Monday, March 21, 2011

Generations

My great-grandmother's house had what I liked to think of as a parlor. I suppose most people would call it a living room, but with the roses blooming on the wallpaper and the old pump organ in the corner, it was everything I imagined a parlor to be.

I never met my great-grandmother, but my grandma's sister, my great-aunt Esther, lived in that old farmhouse her whole life, looking after her mother throughout the stages of what might have been Alzheimer's and tending the cows in the pasture and the flowers lovingly planted all around the yard. Esther never married, and though I was too young to really talk about such things with her, I think she must have been lonely sometimes. My grandma said she fancied a young man at one time, but he thought of her more as a sister than a potential bride and married another.

Esther was a true salt-of-the-earth woman. She was small and reed-thin, with skin ruddy from the sun and wind and gray hair cropped just below her ears. In my mind she always wore a cotton dress with an apron, knee-high stockings, and black buckled shoes, and her voice crackled when she talked. All those years she lived in that house, she never installed indoor plumbing but instead used the little outhouse from her childhood. She had a small pump for water in the kitchen, but my siblings and I especially enjoyed helping Esther get water from the big pump out in the pump house.

Though my grandma had two sisters, neither had children of their own, so my dad was the only child among the three, and from what I've heard, my dad's aunts adored their red-headed nephew like no other. When he was a kid, my dad spent time during the summers out at Esther's farm building playhouses in the fields and chasing after his dog Penny. He also spent time keeping his grandma company so Esther could get her work done. Esther's mother, I'm told, was in the habit of wandering off, so Esther would bring her along when she did her chores around the farm and try to keep her occupied by having her hold the tails of the cows while Esther milked them.

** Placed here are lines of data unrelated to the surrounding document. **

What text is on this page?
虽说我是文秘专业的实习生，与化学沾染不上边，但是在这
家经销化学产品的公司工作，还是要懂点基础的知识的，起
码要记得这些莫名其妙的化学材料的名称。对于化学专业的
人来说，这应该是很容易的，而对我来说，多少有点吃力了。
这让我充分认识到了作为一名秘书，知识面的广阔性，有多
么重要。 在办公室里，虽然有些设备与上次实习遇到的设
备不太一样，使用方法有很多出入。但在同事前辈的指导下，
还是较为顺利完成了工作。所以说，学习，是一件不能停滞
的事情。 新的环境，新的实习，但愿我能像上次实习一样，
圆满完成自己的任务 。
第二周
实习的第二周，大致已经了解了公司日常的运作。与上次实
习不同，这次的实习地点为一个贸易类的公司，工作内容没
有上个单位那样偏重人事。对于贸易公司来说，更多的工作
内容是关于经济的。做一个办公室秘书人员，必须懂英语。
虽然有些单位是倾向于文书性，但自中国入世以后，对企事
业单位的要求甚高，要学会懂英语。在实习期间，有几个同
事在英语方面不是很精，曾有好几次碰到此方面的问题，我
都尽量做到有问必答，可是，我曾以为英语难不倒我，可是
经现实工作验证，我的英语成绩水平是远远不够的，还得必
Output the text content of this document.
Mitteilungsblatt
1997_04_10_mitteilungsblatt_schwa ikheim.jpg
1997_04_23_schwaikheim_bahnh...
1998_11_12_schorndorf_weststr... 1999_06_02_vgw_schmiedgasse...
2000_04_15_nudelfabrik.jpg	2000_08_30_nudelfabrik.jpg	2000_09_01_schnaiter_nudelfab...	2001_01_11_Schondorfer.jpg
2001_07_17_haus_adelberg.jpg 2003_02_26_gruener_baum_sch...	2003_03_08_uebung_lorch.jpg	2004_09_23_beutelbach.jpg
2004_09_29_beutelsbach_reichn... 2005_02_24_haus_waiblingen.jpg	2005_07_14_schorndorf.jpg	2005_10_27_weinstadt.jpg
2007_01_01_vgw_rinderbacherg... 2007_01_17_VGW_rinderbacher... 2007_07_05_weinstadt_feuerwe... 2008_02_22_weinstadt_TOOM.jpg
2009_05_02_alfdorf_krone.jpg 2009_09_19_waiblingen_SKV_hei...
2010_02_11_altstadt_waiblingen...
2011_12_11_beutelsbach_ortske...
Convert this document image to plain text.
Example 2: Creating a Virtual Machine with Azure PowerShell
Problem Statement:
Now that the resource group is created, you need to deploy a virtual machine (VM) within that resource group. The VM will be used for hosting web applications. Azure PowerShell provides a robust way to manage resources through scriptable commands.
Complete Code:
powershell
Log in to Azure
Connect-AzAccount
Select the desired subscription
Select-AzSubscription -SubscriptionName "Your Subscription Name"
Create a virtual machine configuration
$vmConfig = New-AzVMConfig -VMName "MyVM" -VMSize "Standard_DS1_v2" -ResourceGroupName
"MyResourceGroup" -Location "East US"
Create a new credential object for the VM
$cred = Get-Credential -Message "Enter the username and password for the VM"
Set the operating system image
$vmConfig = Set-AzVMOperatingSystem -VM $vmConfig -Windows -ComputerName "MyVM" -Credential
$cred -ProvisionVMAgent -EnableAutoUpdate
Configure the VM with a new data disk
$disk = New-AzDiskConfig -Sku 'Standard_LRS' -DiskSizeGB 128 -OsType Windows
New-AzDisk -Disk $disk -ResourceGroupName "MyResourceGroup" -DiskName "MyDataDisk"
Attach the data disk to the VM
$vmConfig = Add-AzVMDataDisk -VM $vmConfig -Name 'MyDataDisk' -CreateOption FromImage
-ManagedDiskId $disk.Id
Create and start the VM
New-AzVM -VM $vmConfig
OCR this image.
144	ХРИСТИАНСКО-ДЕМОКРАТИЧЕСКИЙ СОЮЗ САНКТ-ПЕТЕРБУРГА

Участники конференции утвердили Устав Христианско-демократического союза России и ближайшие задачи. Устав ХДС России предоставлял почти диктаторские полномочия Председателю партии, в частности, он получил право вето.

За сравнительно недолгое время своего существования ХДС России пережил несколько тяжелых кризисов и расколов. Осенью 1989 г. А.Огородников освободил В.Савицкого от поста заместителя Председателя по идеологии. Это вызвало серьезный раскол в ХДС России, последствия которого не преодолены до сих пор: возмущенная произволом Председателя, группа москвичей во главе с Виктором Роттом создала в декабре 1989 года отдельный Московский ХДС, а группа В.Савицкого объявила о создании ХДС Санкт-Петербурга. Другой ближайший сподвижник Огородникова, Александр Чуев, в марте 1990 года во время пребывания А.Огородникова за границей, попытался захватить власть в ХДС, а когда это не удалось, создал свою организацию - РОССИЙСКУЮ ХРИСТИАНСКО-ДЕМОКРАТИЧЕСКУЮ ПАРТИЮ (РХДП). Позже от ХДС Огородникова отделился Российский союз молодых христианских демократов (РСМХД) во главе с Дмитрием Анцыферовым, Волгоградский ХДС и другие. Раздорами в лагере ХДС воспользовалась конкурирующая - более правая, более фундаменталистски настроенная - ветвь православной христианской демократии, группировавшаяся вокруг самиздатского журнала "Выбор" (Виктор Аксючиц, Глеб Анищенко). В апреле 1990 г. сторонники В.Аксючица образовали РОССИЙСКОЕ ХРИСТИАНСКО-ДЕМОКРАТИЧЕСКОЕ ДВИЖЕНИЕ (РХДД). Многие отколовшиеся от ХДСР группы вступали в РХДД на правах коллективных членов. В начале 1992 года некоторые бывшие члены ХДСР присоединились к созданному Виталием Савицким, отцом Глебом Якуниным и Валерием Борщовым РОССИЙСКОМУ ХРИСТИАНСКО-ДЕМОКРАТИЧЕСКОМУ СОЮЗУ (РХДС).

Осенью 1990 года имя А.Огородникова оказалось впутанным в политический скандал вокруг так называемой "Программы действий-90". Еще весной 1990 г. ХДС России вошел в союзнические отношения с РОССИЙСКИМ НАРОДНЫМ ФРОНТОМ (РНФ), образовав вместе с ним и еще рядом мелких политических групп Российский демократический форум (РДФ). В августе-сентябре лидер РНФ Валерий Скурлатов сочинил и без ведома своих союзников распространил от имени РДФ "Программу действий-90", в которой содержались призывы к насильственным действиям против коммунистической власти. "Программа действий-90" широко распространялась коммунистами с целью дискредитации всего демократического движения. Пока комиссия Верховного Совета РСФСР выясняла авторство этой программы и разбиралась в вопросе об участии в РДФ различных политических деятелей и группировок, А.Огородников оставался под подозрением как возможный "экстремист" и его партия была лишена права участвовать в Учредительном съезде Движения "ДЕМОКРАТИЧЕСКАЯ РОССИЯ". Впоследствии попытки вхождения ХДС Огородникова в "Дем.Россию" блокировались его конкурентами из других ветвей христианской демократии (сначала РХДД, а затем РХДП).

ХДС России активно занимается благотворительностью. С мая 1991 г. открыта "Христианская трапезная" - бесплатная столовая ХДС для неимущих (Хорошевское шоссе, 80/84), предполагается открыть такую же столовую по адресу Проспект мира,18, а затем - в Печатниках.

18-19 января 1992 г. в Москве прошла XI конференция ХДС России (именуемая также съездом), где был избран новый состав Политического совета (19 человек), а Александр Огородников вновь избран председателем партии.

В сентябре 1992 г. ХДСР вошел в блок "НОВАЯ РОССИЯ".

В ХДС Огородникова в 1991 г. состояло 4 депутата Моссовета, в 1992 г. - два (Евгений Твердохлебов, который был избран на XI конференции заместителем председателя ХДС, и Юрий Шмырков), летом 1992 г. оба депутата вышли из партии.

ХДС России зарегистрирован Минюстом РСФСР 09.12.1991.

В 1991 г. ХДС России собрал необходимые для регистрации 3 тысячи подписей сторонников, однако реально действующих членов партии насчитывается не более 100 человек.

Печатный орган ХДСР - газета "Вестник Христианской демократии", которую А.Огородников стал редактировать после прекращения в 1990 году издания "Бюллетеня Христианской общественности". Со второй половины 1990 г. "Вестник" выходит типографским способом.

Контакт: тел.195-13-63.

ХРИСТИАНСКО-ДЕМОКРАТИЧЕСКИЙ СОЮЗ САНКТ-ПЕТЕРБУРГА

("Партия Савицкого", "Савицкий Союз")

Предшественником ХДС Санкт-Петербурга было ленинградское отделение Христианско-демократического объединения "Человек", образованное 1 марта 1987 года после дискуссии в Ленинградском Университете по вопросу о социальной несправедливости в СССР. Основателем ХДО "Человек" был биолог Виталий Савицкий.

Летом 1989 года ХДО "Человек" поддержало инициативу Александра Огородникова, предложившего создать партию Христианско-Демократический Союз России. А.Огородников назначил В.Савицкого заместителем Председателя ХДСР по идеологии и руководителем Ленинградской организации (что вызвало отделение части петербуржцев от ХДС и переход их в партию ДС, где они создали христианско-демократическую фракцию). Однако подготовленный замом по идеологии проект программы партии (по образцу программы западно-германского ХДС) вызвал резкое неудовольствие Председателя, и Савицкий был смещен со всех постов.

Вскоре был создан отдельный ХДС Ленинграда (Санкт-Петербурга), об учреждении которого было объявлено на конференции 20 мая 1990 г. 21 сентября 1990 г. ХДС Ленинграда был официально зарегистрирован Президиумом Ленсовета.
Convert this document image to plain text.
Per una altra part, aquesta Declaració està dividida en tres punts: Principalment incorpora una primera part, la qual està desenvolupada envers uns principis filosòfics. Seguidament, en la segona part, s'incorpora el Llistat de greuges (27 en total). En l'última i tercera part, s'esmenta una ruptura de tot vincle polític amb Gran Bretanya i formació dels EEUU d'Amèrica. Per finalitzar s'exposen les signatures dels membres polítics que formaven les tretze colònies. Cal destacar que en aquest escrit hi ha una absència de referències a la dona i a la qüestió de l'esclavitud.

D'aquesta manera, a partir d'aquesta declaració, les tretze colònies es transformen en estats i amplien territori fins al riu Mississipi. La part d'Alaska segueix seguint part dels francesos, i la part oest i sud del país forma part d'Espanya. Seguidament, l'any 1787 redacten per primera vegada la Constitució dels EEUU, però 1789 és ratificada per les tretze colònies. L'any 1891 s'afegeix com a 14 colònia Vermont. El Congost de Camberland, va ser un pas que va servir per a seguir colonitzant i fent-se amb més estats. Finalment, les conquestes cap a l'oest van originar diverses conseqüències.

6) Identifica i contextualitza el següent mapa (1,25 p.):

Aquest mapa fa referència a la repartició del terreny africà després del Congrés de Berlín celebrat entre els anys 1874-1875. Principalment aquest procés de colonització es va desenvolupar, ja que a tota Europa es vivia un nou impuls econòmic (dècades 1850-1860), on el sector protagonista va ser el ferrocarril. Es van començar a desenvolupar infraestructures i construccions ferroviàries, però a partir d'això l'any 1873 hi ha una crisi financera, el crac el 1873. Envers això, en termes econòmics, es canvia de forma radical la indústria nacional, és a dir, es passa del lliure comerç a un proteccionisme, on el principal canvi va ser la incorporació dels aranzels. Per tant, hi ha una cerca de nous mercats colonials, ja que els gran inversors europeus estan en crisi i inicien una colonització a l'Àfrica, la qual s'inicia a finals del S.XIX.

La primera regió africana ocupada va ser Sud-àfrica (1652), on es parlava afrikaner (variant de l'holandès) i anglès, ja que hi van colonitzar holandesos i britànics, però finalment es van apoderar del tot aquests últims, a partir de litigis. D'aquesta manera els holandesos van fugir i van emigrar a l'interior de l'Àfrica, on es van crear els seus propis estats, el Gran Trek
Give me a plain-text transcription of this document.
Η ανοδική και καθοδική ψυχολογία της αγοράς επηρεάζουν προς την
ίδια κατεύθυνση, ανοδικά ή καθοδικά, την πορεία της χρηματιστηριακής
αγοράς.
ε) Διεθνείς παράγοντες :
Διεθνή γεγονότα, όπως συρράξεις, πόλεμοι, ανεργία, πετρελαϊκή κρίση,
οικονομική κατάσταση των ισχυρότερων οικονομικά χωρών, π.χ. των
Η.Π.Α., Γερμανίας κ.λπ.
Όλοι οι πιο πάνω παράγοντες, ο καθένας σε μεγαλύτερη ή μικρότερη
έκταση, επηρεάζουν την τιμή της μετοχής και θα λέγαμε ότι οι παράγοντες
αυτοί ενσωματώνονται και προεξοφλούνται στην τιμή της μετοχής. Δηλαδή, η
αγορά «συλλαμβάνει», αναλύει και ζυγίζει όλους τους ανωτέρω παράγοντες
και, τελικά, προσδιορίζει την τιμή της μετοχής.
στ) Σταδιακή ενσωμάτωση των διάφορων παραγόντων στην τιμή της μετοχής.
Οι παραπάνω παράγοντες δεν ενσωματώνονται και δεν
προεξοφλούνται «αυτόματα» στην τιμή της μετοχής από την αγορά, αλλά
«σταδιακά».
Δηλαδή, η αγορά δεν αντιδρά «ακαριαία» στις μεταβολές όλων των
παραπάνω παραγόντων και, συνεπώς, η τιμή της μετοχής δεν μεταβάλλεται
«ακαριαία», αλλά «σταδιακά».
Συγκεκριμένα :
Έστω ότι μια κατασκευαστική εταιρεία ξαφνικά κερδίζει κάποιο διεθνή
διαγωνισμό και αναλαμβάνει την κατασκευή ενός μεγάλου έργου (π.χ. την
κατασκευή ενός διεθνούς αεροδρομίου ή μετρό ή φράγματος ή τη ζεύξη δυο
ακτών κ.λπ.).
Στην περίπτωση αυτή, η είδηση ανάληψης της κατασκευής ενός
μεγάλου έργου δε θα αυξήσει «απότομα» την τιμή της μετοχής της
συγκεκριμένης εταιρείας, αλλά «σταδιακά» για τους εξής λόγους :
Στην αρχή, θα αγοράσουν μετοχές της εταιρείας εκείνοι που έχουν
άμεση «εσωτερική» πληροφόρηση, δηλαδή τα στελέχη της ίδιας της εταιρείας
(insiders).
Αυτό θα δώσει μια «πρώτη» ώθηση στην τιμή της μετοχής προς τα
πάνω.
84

It was during those summers when my dad and his grandma sat in the parlor and played church. I'm sure my dad knows the story much better than I do, but I've heard he preached many a sermon long before the idea of attending seminary ever sparked his imagination. And my great-grandmother sang the hymns so deeply embedded in her memory the dementia couldn't touch them. I can envision the scene in my mind so clearly--a little freckled-faced boy and his grandma enjoying time with their Savior.

Fast-forward some forty years, and the scene isn't that different. The youngest son of the freckled-face boy is standing on a small platform in the living room of his house wearing a "gown" his grandma made from an old white dress and preaching a sermon on John 3:16. The sermon is followed by his older sister plunking out "Silent Night" and "Glory Be To Jesus" (the only two hymns she can play with both hands) on the piano, while both children sing the words they know by heart.

What started in the parlor of the old farmhouse continued in the living room of the house in the suburbs. That's powerful stuff.